- Developers: Tomoaki Sugeno exA-Arcadia (R)
- Engine: Fighter Maker 2nd
- Platforms: Microsoft Windows, Linux, Cloud (OnLive), Arcade
- Release: Microsoft Windows June 26, 2009 Cloud (OnLive) April 10, 2013 Arcade TBA
- Genre: Fighting
- Modes: Single-player, multiplayer

= Vanguard Princess =

2009 video game

Vanguard Princess (ヴァンガードプリンセス, Vangaado Purinsesu), also known as Vanguard Princess: Senjin no Himegimi (ヴァンガードプリンセス 先陣の姫君) is a Japanese dōjin 2D fighting game for Windows and Linux. Developed by a single programmer and illustrator, Tomoaki Sugeno (nicknamed Suge9), the game was created using Fighter Maker 2nd and was released for PC on June 26, 2009, and April 10, 2013, for OnLive.

==Gameplay==
Vanguard Princess is a 2D fighting game featuring an all-female cast. The player selects both a fighter and a support character, who follows the fighter and can assist her.

==Plot==
A mysterious woman with supernatural powers (Hilda Rize) is captured by the government. Her powers are accidentally unleashed, bestowing various young women with magical powers.

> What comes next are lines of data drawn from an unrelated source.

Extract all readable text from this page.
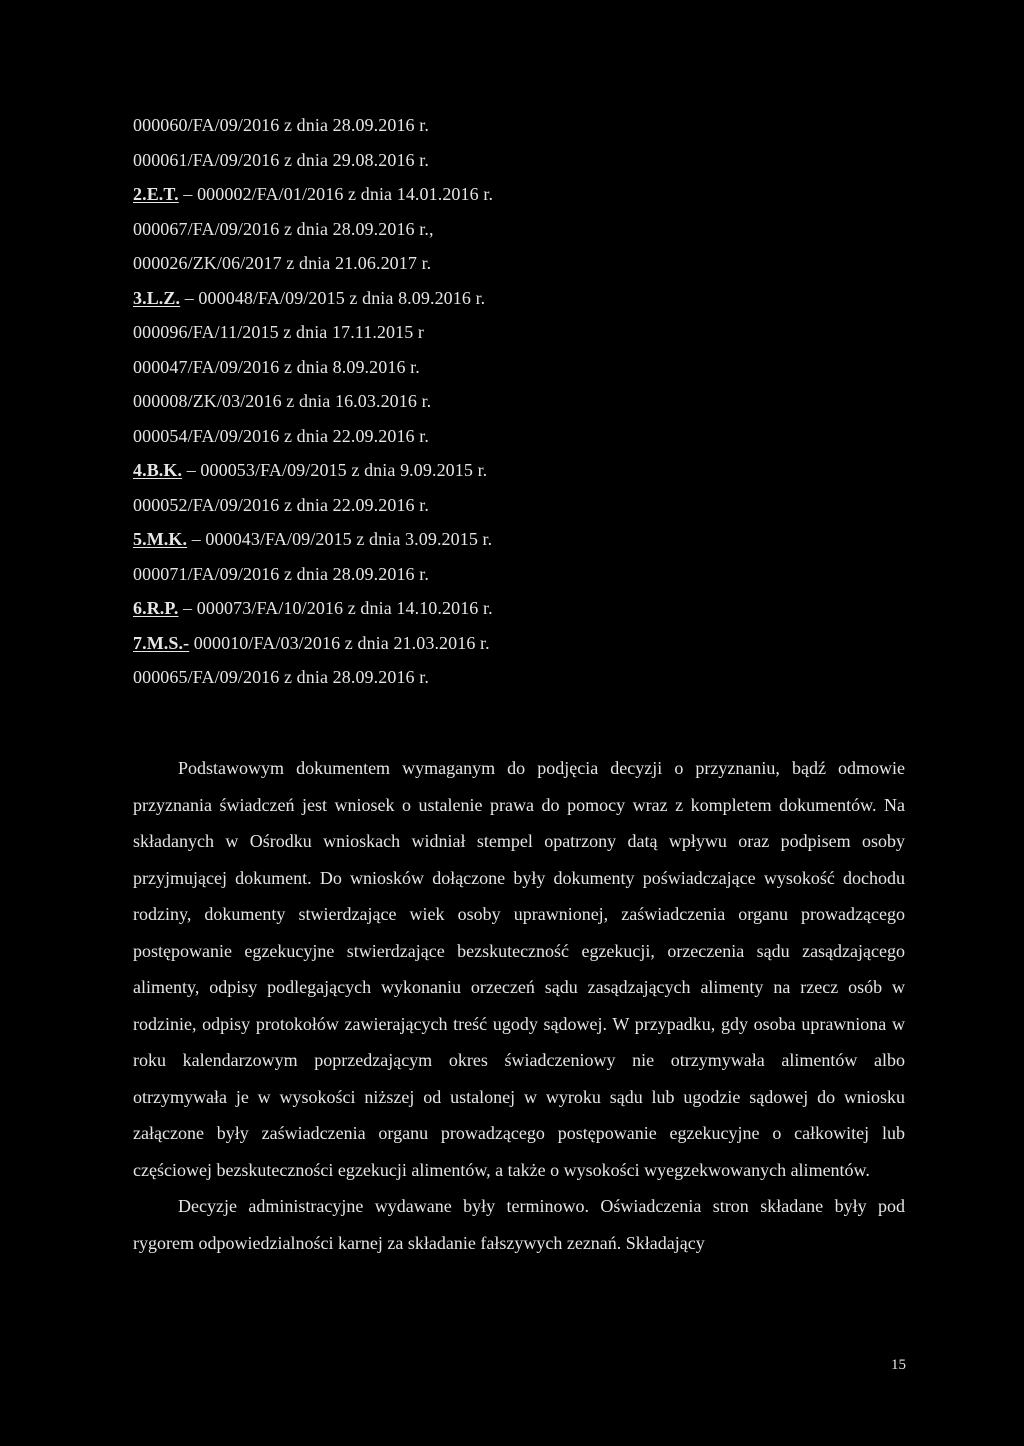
000060/FA/09/2016 z dnia 28.09.2016 r.
000061/FA/09/2016 z dnia 29.08.2016 r.
2.E.T. – 000002/FA/01/2016 z dnia 14.01.2016 r.
000067/FA/09/2016 z dnia 28.09.2016 r.,
000026/ZK/06/2017 z dnia 21.06.2017 r.
3.L.Z. – 000048/FA/09/2015 z dnia 8.09.2016 r.
000096/FA/11/2015 z dnia 17.11.2015 r
000047/FA/09/2016 z dnia 8.09.2016 r.
000008/ZK/03/2016 z dnia 16.03.2016 r.
000054/FA/09/2016 z dnia 22.09.2016 r.
4.B.K. – 000053/FA/09/2015 z dnia 9.09.2015 r.
000052/FA/09/2016 z dnia 22.09.2016 r.
5.M.K. – 000043/FA/09/2015 z dnia 3.09.2015 r.
000071/FA/09/2016 z dnia 28.09.2016 r.
6.R.P. – 000073/FA/10/2016 z dnia 14.10.2016 r.
7.M.S.- 000010/FA/03/2016 z dnia 21.03.2016 r.
000065/FA/09/2016 z dnia 28.09.2016 r.

Podstawowym dokumentem wymaganym do podjęcia decyzji o przyznaniu, bądź odmowie przyznania świadczeń jest wniosek o ustalenie prawa do pomocy wraz z kompletem dokumentów. Na składanych w Ośrodku wnioskach widniał stempel opatrzony datą wpływu oraz podpisem osoby przyjmującej dokument. Do wniosków dołączone były dokumenty poświadczające wysokość dochodu rodziny, dokumenty stwierdzające wiek osoby uprawnionej, zaświadczenia organu prowadzącego postępowanie egzekucyjne stwierdzające bezskuteczność egzekucji, orzeczenia sądu zasądzającego alimenty, odpisy podlegających wykonaniu orzeczeń sądu zasądzających alimenty na rzecz osób w rodzinie, odpisy protokołów zawierających treść ugody sądowej. W przypadku, gdy osoba uprawniona w roku kalendarzowym poprzedzającym okres świadczeniowy nie otrzymywała alimentów albo otrzymywała je w wysokości niższej od ustalonej w wyroku sądu lub ugodzie sądowej do wniosku załączone były zaświadczenia organu prowadzącego postępowanie egzekucyjne o całkowitej lub częściowej bezskuteczności egzekucji alimentów, a także o wysokości wyegzekwowanych alimentów.

Decyzje administracyjne wydawane były terminowo. Oświadczenia stron składane były pod rygorem odpowiedzialności karnej za składanie fałszywych zeznań. Składający

15
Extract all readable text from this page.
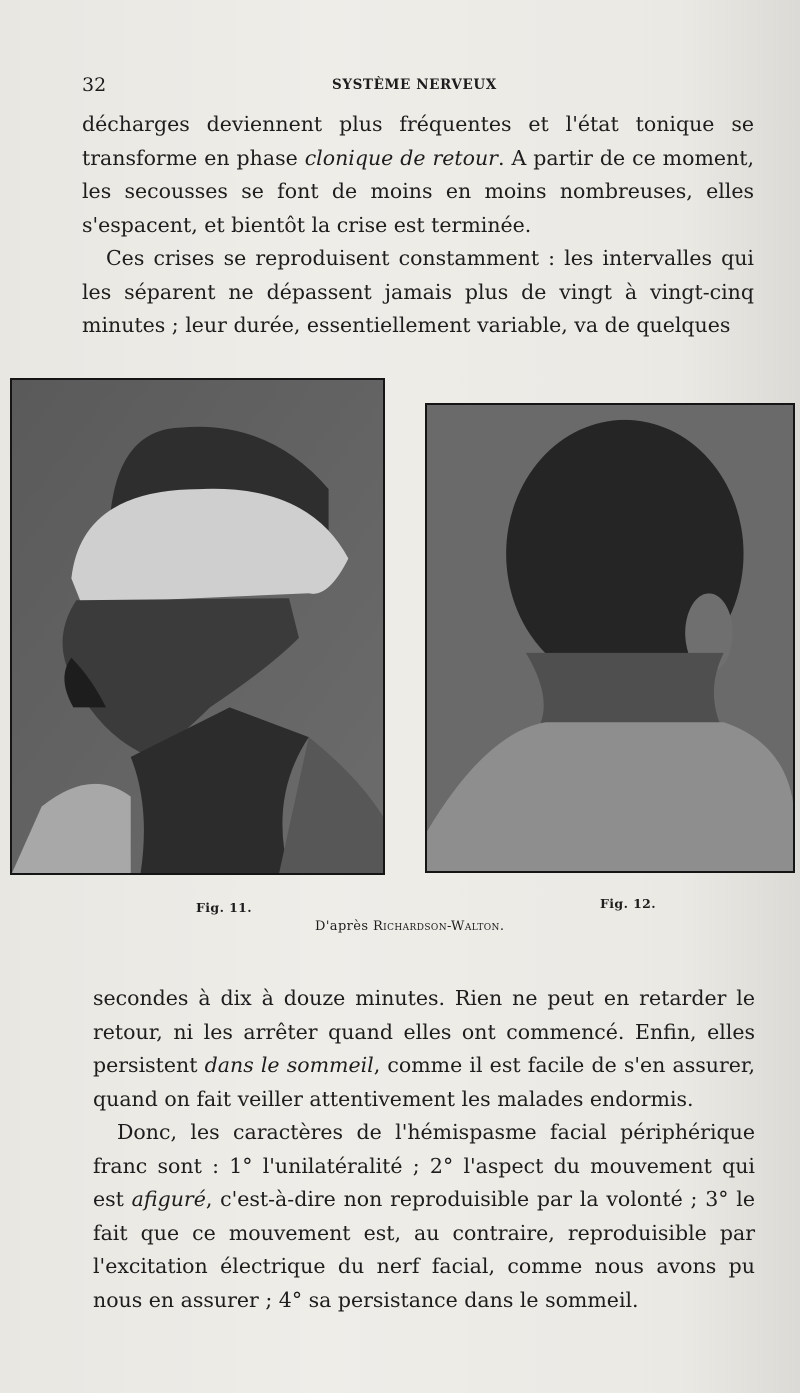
32	SYSTÈME NERVEUX

décharges deviennent plus fréquentes et l'état tonique se transforme en phase clonique de retour. A partir de ce moment, les secousses se font de moins en moins nombreuses, elles s'espacent, et bientôt la crise est terminée.

Ces crises se reproduisent constamment : les intervalles qui les séparent ne dépassent jamais plus de vingt à vingt-cinq minutes ; leur durée, essentiellement variable, va de quelques

Fig. 11.	Fig. 12.
D'après Richardson-Walton.

secondes à dix à douze minutes. Rien ne peut en retarder le retour, ni les arrêter quand elles ont commencé. Enfin, elles persistent dans le sommeil, comme il est facile de s'en assurer, quand on fait veiller attentivement les malades endormis.

Donc, les caractères de l'hémispasme facial périphérique franc sont : 1° l'unilatéralité ; 2° l'aspect du mouvement qui est afiguré, c'est-à-dire non reproduisible par la volonté ; 3° le fait que ce mouvement est, au contraire, reproduisible par l'excitation électrique du nerf facial, comme nous avons pu nous en assurer ; 4° sa persistance dans le sommeil.
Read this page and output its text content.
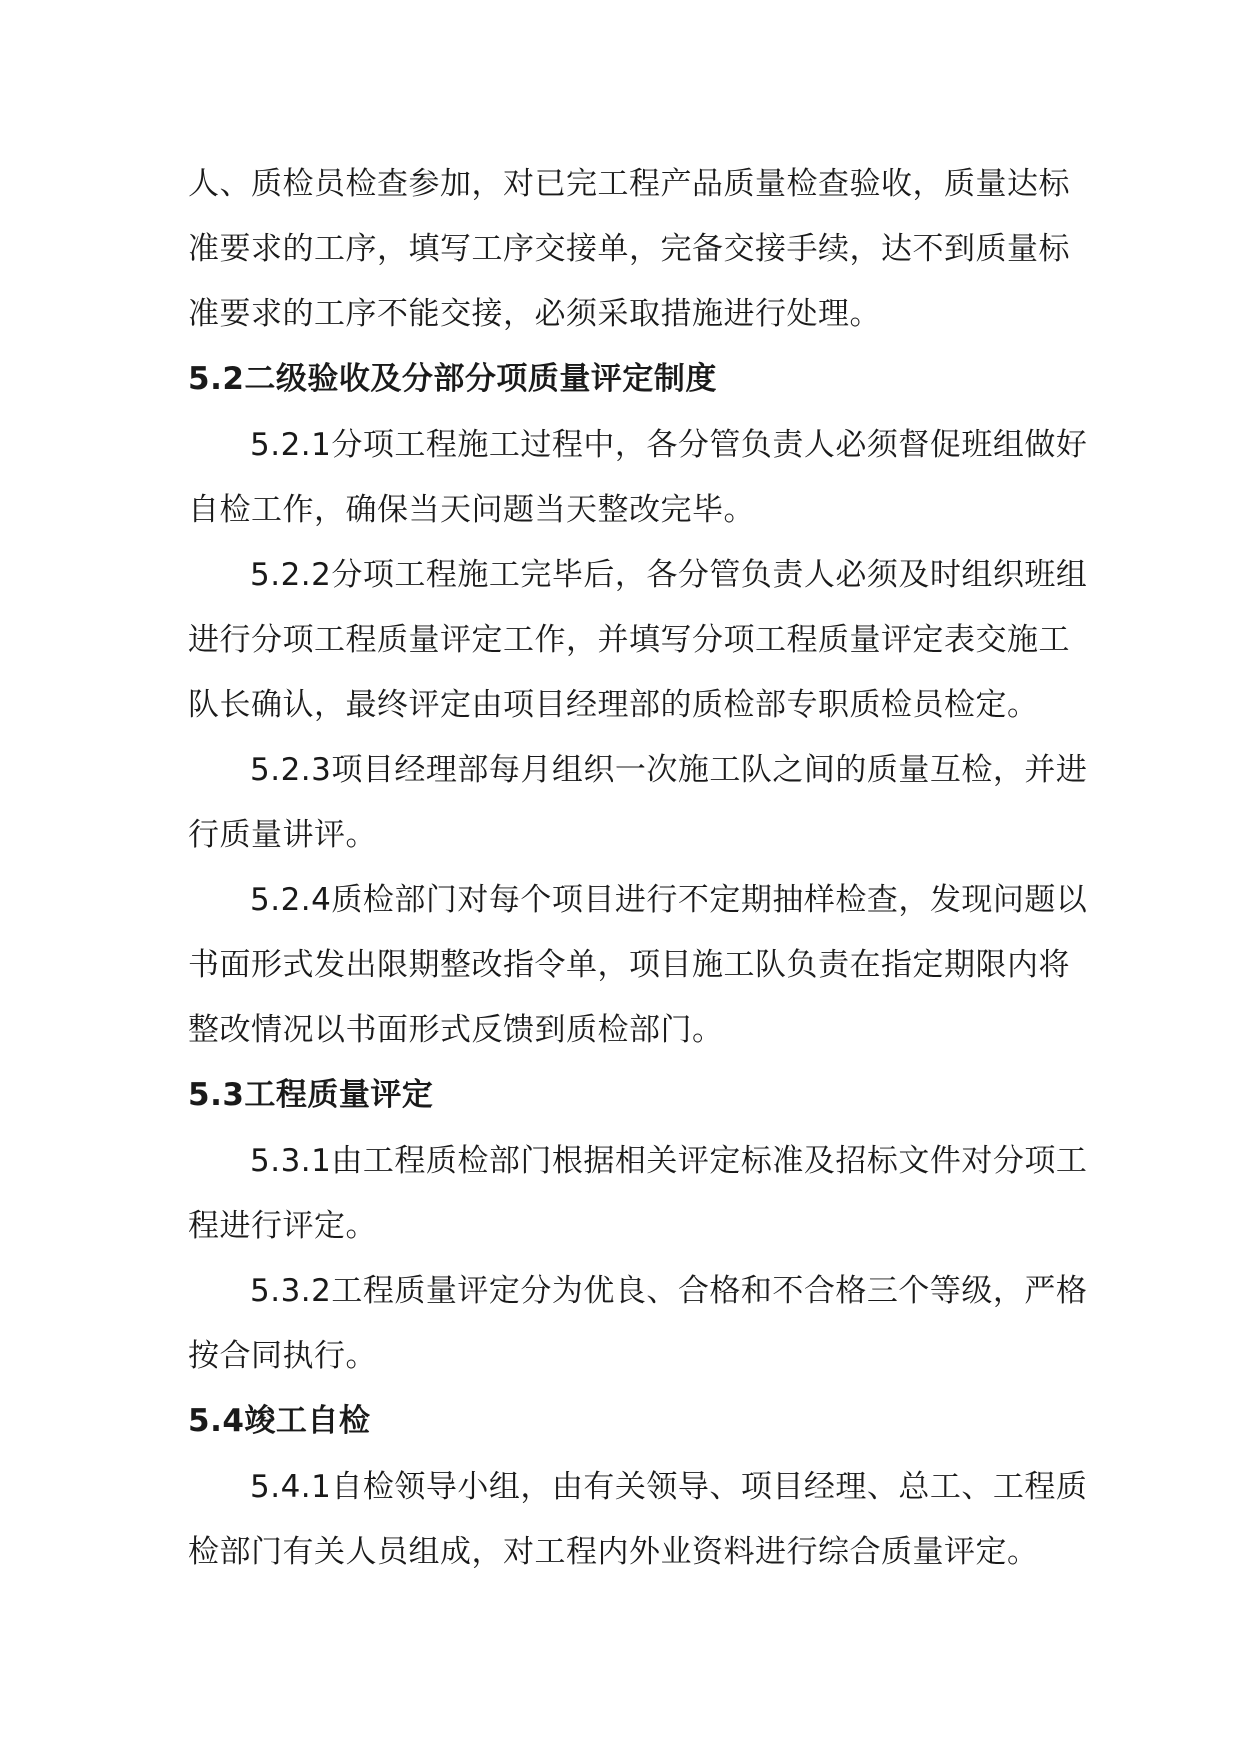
人、质检员检查参加，对已完工程产品质量检查验收，质量达标
准要求的工序，填写工序交接单，完备交接手续，达不到质量标
准要求的工序不能交接，必须采取措施进行处理。
5.2二级验收及分部分项质量评定制度
5.2.1分项工程施工过程中，各分管负责人必须督促班组做好
自检工作，确保当天问题当天整改完毕。
5.2.2分项工程施工完毕后，各分管负责人必须及时组织班组
进行分项工程质量评定工作，并填写分项工程质量评定表交施工
队长确认，最终评定由项目经理部的质检部专职质检员检定。
5.2.3项目经理部每月组织一次施工队之间的质量互检，并进
行质量讲评。
5.2.4质检部门对每个项目进行不定期抽样检查，发现问题以
书面形式发出限期整改指令单，项目施工队负责在指定期限内将
整改情况以书面形式反馈到质检部门。
5.3工程质量评定
5.3.1由工程质检部门根据相关评定标准及招标文件对分项工
程进行评定。
5.3.2工程质量评定分为优良、合格和不合格三个等级，严格
按合同执行。
5.4竣工自检
5.4.1自检领导小组，由有关领导、项目经理、总工、工程质
检部门有关人员组成，对工程内外业资料进行综合质量评定。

==Development and release==
Vanguard Princess was fully developed by Tomoaki Sugeno (or Suge9), an ex-Capcom sprite designer who worked in games like Resident Evil 3: Nemesis and made character sprites for The King of Fighters EX: Neo Blood. Sugeno uses Fighter Maker 2nd for his work, a popular graphic engine for Windows by ASCII. Sugeno designed and illustrated the game by himself, but the music was taken from "nash music library", a royalty-free library of songs. Sugeno also used voice actors to record the voices for all the characters. Sugeno planned a future update called Vanguard Princess Prime which would introduce a new character named Rikako but has since ceased development on it.

An English version was released by eigoMANGA in February 2013 on Amazon.com to North America and Europe. The following month, they released a cloud version of the game on the Onlive game service. A notable difference in the English version is that the game edits the explicit content in the original Japanese version. The English version also unlocks Hilda as a playable support character. A downloadable PC version of the game was released via Steam on March 3, 2014, after being Greenlit by the community. This version comes with the original English release, plus a free, optional Director's Cut add-on, which returns previously removed content to the game.

At Evo Japan 2024, exA-Arcadia announced an updated arcade version called Vanguard Princess R.

==Reception==

After the official release, Vanguard Princess was initially picked up on by video game websites such as Daiken, Kotaku and Siliconera, and later by Famitsu and IT+Media.